Thüringische Landeszeitung (Erfurt)
Wo ist das „Mädchen für alles“?
Im Fall Epstein gerät Ghislaine Maxwell ins Visier der Fahnder. Sie soll ihm junge Frauen zugeführt haben
Washington. Wo auch immer sich Ghislaine Maxwell gerade aufhält: Die Drohung von William Barr im Pädophilie-Skandal um den in Haft gestorbenen New Yorker Multimillionär Jeffrey Epstein dürfte die vermögende Britin mit Pariser Geburtsurkunde längst erreicht haben. „Vorerst sollte kein Komplize ruhig schlafen“, sagte der USJustizminister nach dem Tod Epsteins, „die Opfer verdienen Gerechtigkeit und werden sie bekommen.“
Die Opfer, das sind zig Frauen um die 30 wie Virginia Roberts Giuffre, Maria Farmer oder Sarah Ransome, die ausweislich von Gerichtsakten berichten, wie sie als Minderjährige von Epstein sexuell ausgebeutet und an prominente Dritte wie etwa Großbritanniens Prinz Andrew (der alles dementiert) „ausgeliehen“worden seien. Im Zentrum des Menschenhandels steht nach Schilderungen der Betroffenen in einer bizarren Multirolle als Zuhälterin, Bettpartnerin, Freundin, Vertraute und Gesellschaftsdame die 57 Jahre alte Maxwell. Sie ist die Tochter des 1991 bei einem Sturz von seiner (ebenfalls „Ghislaine“getauften) Segelyacht gestorbenen Medienmoguls Robert Maxwell. Ghislaine Maxwell sei es gewesen, die Epsteins Sextrieb mit regelmäßigem Nachschub an jungen Mädchen – mindestens drei pro Tag – bedient habe. Dabei soll sie sich rabiat verhalten haben. Mädchen, die nicht spurten, seien die Pässe abgenommen worden. Ein Butler schilderte laut Gerichtsakten eine Szene, in der ein Mädchen „vor Angst schlotterte“, als ihm die Befriedigung Epsteins aufgegeben wurde. Jennifer Araoz, heute 32, gibt an, 2001 im Alter von 14 Jahren von Epstein in New York „brutal vergewaltigt“worden zu sein. Sie hat die Nachlassverwalter Epsteins, der über rund 500 Millionen Dollar verfügt haben soll, und Maxwell verklagt. „Sie haben mich meiner Jugend, meiner Identität, meiner Unschuld und meines Selbstwertgefühls beraubt“, sagte Araoz vor Journalisten. Ghislaine Maxwell fand ihre „Opfer“, die oft aus prekären sozialen Verhältnissen stammten, laut Justiz-Dokumenten nicht selten in Einkaufszentren und sprach abfällig über sie: „Müll.“Ihre Masche: Wollt ihr für 200 Dollar einen Mann massieren? Dass es nicht um Entspannung ging, sondern um Sex, wurde den Minderjährigen klar, als Epstein bereits nackt auf dem Massagetisch lag, als sie dessen Villen in New York, New Mexico, Florida und in der Karibik betraten. Epstein soll dabei zuweilen in blau angestrichene Deckenhimmel geblickt haben, mit Wolken und Engeln.

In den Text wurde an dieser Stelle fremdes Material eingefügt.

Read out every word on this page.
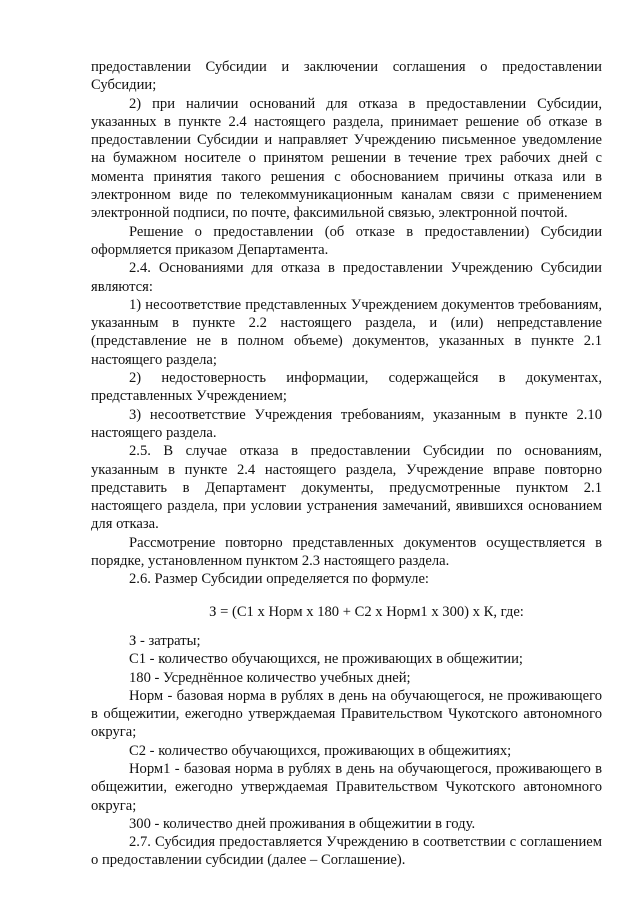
предоставлении Субсидии и заключении соглашения о предоставлении Субсидии;

2) при наличии оснований для отказа в предоставлении Субсидии, указанных в пункте 2.4 настоящего раздела, принимает решение об отказе в предоставлении Субсидии и направляет Учреждению письменное уведомление на бумажном носителе о принятом решении в течение трех рабочих дней с момента принятия такого решения с обоснованием причины отказа или в электронном виде по телекоммуникационным каналам связи с применением электронной подписи, по почте, факсимильной связью, электронной почтой.

Решение о предоставлении (об отказе в предоставлении) Субсидии оформляется приказом Департамента.

2.4. Основаниями для отказа в предоставлении Учреждению Субсидии являются:

1) несоответствие представленных Учреждением документов требованиям, указанным в пункте 2.2 настоящего раздела, и (или) непредставление (представление не в полном объеме) документов, указанных в пункте 2.1 настоящего раздела;

2) недостоверность информации, содержащейся в документах, представленных Учреждением;

3) несоответствие Учреждения требованиям, указанным в пункте 2.10 настоящего раздела.

2.5. В случае отказа в предоставлении Субсидии по основаниям, указанным в пункте 2.4 настоящего раздела, Учреждение вправе повторно представить в Департамент документы, предусмотренные пунктом 2.1 настоящего раздела, при условии устранения замечаний, явившихся основанием для отказа.

Рассмотрение повторно представленных документов осуществляется в порядке, установленном пунктом 2.3 настоящего раздела.

2.6. Размер Субсидии определяется по формуле:

З = (С1 х Норм х 180 + С2 х Норм1 х 300) х К, где:

З - затраты;

С1 - количество обучающихся, не проживающих в общежитии;

180 - Усреднённое количество учебных дней;

Норм - базовая норма в рублях в день на обучающегося, не проживающего в общежитии, ежегодно утверждаемая Правительством Чукотского автономного округа;

С2 - количество обучающихся, проживающих в общежитиях;

Норм1 - базовая норма в рублях в день на обучающегося, проживающего в общежитии, ежегодно утверждаемая Правительством Чукотского автономного округа;

300 - количество дней проживания в общежитии в году.

2.7. Субсидия предоставляется Учреждению в соответствии с соглашением о предоставлении субсидии (далее – Соглашение).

Wie Maxwell in ihre Rolle geriet, ist nur in Umrissen bekannt. Zu Beginn der 90er-Jahre kam sie aus England nach New York. Dort traf sie auf Epstein. Die beiden wurden ein Liebespaar und später Freunde. Maxwell war so etwas wie die Lebensinneneinrichterin des reichen Finanziers. Ihre Kontakte in die High Society waren es, die Epstein zu einem gefragten Partyveranstalter werden ließen, der mit Leuten wie den Clintons, Donald Trump und Woody Allen verkehrte. Weil Epsteins Opfer Maxwell als Schlüsselfigur identifizierten, erwarten Juristen, dass die zuletzt in Manchesterby-the-Sea nahe Boston vermutete Frau, die sich seit Jahren aus der Öffentlichkeit zurückgezogen hatte, zur Fahndung ausgeschrieben und angeklagt wird.